Once they reached the abandoned house, the five first had marijuana together, said Meena. They then verbally abused him and informed him that he was going to be killed for ignoring their warnings. Jatin pleaded with them to spare him, but they taped his mouth, tied him to a chair and slit his throat.
Leaving him there to bleed to death, the alleged killers visited a minor friend in the neighbourhood and told him about the murder. The boys wanted to escape and needed money. But the friend, who happened to be the son of an assistant sub-inspector, denied any help and told his father about the crime.
The policeman immediately informed the Kanjhawala police station about the murder after which a team reached the house. Jatin had already bled to death by then.
Since police already knew the identity of the killers, they approached the family members of the suspects. One of the killers contacted his family for help with their escape plan. That gave away his location and led to the apprehension of the four boys.
Jatin’s family also claimed they were unaware of his relationship. “He had been threatened by a youth in the neighbourhood in the recent past, but we did not know he was in love with anyone,” said his sister, Nisha.
She said Jatin had passed his Class 10 exam with 57% marks and had taken admission into Class 11 just a day before his murder. “He wanted to become a commando and spent a lot of time on physical fitness and body building.

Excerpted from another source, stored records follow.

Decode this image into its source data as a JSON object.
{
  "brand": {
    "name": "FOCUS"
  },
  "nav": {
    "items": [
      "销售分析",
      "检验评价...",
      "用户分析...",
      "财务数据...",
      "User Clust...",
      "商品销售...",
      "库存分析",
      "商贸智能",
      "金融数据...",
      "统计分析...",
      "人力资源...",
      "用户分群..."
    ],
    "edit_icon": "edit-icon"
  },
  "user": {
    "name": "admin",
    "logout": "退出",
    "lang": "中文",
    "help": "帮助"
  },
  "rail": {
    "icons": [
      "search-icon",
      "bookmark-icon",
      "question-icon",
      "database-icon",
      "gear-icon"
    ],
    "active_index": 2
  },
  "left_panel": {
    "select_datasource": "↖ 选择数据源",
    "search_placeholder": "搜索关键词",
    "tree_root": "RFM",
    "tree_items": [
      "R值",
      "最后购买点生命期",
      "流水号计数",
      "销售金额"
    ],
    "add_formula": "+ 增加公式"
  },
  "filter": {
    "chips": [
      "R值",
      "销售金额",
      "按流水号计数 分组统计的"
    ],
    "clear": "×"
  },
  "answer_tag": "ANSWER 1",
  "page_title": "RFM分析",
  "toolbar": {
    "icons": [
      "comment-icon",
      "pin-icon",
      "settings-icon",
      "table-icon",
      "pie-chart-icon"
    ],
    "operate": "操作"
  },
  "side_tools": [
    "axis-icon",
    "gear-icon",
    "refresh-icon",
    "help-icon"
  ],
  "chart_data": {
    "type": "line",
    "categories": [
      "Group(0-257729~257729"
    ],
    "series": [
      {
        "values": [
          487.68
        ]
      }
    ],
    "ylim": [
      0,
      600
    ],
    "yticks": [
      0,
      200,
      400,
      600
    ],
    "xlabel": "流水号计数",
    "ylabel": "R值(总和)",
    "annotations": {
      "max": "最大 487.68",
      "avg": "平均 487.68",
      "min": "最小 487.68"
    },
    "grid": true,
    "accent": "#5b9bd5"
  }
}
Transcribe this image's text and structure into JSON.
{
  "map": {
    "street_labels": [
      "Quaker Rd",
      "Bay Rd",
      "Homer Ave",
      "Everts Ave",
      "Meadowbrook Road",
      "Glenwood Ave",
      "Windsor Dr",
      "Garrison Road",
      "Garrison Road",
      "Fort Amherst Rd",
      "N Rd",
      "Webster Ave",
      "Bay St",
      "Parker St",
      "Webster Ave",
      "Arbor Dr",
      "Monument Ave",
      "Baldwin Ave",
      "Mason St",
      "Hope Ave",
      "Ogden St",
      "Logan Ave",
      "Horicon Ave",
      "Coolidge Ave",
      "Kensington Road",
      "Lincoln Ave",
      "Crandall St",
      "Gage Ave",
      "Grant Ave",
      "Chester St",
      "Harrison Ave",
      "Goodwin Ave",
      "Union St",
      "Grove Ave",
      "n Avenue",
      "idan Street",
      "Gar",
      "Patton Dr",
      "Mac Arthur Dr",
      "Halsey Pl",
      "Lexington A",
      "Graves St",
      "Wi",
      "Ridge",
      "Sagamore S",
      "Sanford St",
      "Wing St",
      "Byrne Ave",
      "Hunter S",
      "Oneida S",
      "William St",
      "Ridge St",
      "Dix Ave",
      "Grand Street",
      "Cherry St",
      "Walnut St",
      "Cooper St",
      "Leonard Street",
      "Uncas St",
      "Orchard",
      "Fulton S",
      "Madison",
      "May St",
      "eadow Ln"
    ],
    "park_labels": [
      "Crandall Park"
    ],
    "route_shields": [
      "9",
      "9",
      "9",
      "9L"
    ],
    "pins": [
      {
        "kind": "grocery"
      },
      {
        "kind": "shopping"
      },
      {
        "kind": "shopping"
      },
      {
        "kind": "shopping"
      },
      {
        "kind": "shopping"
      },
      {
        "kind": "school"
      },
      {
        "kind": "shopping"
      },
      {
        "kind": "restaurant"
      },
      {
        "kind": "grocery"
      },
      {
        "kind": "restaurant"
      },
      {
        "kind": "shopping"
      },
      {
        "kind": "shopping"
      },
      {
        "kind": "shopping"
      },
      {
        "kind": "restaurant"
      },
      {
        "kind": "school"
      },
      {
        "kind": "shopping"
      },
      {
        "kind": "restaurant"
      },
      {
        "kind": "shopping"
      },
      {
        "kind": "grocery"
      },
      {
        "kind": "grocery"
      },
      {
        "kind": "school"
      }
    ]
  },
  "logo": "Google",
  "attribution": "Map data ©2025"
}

We could not afford to pay for his gym fees, so he would exercise in the park from where he was abducted,” said Nisha.
Working as a security guard in the neighbourhood, Jatin’s father struggled to run his family that included his wife and five children. “Jatin was our ray of hope. He was excellent at sports and represented his school at chess championships. He was also a good boxer. Maybe that’s why the four boys had to restrain him during his murder,” said his mother, Sudesh.